Get ready Detroit, Nick Cave is coming for you—Soundsuits in tow. For the next seven months, the Cranbrook Art Museum and the greater city of Detroit will play host to the artist’s most ambitious project to date. Mr. Cave, a 1989 graduate of the Cranbrook Academy of Art, will return to the city this spring to launch a museum exhibition of massive scope, titled “Nick Cave: Here Hear,” which will also include a series of free city-wide public performances and staged events beginning in April and running through October.

Mr. Cave’s pseudo-residency is fueled by the personal philosophy he describes as “collective dreaming,” an impetus for drawing on community-driven and locally produced site specific projects. “My goal is to work with these groups and those who live in and love the city to reimagine Detroit as an always-surprising environment of creativity, excitement, and engagement. My dreams for the city are big, because I believe it is important for Detroit to be dreaming ambitiously at this moment about its own future,” he said in a statement.
“Here Hear” kicks off April 10 with several “pop up” photo shoots where Mr. Cave will perform in one of his Soundsuits. The suits were first created by the artist in 1991 as a response to the beating of Rodney King, and incorporate influences from African art, armor, found objects, and textile elements that form a dynamic, wearable second skin. Performances will start at the Peristyle at the Cranbrook Art Museum and continue on to neighborhoods like Mexicantown and Brightmoor, as well as the African Bead Museum and Eastern Market. The museum will tease out clues to performance locations on social media as they happen, and the photos will be compiled into a book later this summer, titled Nick Cave: Greetings from Detroit.
The core exhibition for “Nick Cave: Here Hear” will open at the Cranbrook headquarters June 20 through October, and showcase approximately 30 Soundsuits, seven newly commissioned artworks, and a performance at the historic Redford Theatre. The exhibition’s “Map in Action” room will serve as a hub for the ongoing performance series and wearable Soundsuits, which will rotate through the exhibition while not being used for performances.
“The ambitious scope of ‘Nick Cave: Hear Here’ was designed to make a significant impact at the museum and throughout the city of Detroit,” said Laura Mott, curator of Contemporary Art and Design at the Cranbrook, to the Observer. “A majority of the public performance series include working in collaboration with local residents, performers, musicians, non-profits, and students—as a city we’re not just observing, we are participating.”
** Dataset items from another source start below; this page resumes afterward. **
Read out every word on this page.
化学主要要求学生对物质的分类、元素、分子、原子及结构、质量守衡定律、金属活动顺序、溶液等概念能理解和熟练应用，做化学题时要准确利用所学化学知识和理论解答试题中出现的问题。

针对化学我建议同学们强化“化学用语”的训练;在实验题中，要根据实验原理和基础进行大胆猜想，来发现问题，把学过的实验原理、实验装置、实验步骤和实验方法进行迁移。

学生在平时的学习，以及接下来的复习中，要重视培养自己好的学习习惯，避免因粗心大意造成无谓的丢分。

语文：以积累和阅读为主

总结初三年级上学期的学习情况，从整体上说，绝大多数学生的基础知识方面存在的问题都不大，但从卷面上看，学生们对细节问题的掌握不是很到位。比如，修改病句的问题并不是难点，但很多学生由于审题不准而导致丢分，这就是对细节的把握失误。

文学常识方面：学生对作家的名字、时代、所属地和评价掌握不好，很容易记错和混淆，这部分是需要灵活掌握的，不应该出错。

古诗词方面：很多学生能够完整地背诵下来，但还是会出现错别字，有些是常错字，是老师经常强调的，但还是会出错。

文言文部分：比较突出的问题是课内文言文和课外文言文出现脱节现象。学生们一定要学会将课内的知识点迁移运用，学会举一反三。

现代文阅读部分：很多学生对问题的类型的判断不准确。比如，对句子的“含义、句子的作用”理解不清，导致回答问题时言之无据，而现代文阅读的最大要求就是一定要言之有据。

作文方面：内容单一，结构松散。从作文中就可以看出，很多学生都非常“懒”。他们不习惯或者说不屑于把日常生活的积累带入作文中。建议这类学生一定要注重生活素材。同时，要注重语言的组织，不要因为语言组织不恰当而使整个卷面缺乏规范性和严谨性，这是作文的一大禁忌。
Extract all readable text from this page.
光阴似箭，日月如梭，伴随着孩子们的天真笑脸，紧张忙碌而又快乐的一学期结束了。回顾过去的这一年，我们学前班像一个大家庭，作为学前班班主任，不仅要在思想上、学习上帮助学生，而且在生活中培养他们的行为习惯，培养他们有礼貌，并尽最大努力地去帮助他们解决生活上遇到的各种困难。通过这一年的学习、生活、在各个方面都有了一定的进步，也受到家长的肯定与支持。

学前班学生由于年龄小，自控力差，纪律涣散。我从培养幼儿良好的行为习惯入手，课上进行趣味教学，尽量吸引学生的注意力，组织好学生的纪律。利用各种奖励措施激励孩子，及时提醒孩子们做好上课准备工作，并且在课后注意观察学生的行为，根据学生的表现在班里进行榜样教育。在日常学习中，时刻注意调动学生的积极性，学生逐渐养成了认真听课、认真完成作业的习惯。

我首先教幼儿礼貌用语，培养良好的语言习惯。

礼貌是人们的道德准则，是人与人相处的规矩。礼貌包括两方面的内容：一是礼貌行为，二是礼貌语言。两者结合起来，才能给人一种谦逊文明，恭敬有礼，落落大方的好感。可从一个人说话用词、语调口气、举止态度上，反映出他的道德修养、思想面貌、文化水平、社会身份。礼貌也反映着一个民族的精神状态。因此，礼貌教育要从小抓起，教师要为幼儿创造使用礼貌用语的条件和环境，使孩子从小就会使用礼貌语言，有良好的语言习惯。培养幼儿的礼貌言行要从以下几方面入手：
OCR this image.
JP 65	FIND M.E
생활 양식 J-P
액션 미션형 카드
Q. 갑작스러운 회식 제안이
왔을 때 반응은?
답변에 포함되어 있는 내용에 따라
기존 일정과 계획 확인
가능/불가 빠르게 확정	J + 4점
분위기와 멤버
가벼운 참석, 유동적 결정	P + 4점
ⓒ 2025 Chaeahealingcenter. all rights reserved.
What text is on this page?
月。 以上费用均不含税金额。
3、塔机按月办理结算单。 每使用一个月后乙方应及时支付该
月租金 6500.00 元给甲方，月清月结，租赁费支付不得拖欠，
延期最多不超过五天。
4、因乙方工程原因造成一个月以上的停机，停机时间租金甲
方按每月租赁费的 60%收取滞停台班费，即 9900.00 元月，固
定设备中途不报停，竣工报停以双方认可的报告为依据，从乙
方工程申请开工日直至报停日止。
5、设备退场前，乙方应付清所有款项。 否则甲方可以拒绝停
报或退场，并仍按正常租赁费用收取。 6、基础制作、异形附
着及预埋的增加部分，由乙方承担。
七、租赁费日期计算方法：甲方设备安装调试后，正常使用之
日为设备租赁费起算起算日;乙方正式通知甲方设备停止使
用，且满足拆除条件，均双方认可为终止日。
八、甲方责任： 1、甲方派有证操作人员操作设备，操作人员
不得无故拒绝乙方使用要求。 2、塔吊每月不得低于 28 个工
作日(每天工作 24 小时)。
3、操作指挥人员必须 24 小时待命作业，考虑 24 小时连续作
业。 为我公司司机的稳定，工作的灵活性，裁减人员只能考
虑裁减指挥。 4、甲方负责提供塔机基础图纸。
Mr. Cave’s Detroit takeover will be punctuated by several crossover events with local organizations, and participation from local residents. From July through August, the Cranbrook Art Museum will partner with the Museum of Contemporary Art Detroit to present three Dance Labs choreographed by the artist; he’ll collaborate with LBGTQ teens from the Ruth Ellis Center in Highland Park to create the performance Up Right Detroit in July; and in September he’ll work with students from the Detroit RiverFront Conservancy and the Detroit School of Arts to debut Heard Detroit, a performance featuring 30 life-size horse sculptures that will be operated by 60 high school dancers. His live performances will conclude with Figure This: Detroit, a large-scale public show at the Masonic Temple on October 4.